The Eddie Fisher Show is an American musical comedy/variety television series starring Eddie Fisher. The series alternated on Tuesday nights with The George Gobel Show with episodes running from October 1, 1957 - March 17, 1959 on NBC. George Gobel was a "permanent guest star" on Fisher's program, as Fisher was on Gobel's show. Debbie Reynolds, who was Fisher's wife at the time, occasionally was a guest star.

==Synopsis==

Singer and entertainer Eddie Fisher had just concluded a four-year run on NBC with a 15-minute variety and musical comedy series Coke Time with Eddie Fisher in 1957. NBC premiered The Eddie Fisher Show on October 1, 1957. The show alternated on Tuesday nights with The George Gobel Show airing from 8:00-9:00 pm for its entire run.

==Cancellation==

Fisher was married to actress Debbie Reynolds. The two divorced in 1959 and Fisher went on to marry Elizabeth Taylor. Fisher and Reynolds' divorce was very much publicized and after several months of scandals and unflattering publicity for Fisher, NBC decided to cancel the show with its last episode airing on March 27, 1959.

== Personnel and production ==
Buddy Bregman and his orchestra provided music on The Eddie Fisher Show In 1957-1958, The Bill Thompson Singers were on the show, as were The Johnny Mann Singers in 1959. Bregman also arranged music for the program. The theme song was "As Long As There's Music" by Sammy Kahn and Jule Styne. Jule Styne was the producer, and Barry Shear was the director. The writers were Herbert Baker, Harvey Orkin, and Joe Quillan.

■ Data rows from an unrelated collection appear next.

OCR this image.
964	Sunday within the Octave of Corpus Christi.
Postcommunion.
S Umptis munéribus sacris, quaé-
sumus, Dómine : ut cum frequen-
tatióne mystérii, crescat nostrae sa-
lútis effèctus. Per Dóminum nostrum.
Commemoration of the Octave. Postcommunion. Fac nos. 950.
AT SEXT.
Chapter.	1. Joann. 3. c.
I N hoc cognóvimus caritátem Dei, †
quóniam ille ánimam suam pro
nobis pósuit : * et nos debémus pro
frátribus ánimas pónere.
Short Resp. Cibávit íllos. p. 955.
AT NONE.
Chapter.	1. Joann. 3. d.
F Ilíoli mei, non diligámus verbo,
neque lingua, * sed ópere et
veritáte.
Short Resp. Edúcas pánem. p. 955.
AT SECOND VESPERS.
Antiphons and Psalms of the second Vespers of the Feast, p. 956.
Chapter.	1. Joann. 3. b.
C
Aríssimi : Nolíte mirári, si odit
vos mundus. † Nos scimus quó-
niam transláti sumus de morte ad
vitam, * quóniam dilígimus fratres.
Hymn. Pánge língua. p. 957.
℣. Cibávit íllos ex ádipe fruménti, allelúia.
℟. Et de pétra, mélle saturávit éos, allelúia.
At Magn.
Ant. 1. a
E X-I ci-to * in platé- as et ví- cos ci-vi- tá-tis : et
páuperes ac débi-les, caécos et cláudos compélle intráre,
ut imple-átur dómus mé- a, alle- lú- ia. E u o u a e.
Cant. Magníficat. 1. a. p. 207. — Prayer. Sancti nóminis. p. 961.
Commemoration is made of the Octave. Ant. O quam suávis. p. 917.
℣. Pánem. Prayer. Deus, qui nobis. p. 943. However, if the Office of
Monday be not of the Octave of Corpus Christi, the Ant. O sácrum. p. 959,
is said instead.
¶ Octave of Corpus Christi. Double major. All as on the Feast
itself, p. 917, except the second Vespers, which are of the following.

Guest stars on the program included The Lennon Sisters, Charles Laughton, Mike Todd, Terry Burnham, and Betty Grable.

==Critical response==
A review of the premiere episode in the trade publication Variety said that Fisher was "still a lightweight" for an hour-long show (in contrast with his previous 15-minute program), but "the initial show indicates that he can grow into this mold". The review complimented Reynolds's performance and the Fisher-Gobel combination and said that overall the episode "gave a good measure of entertainment."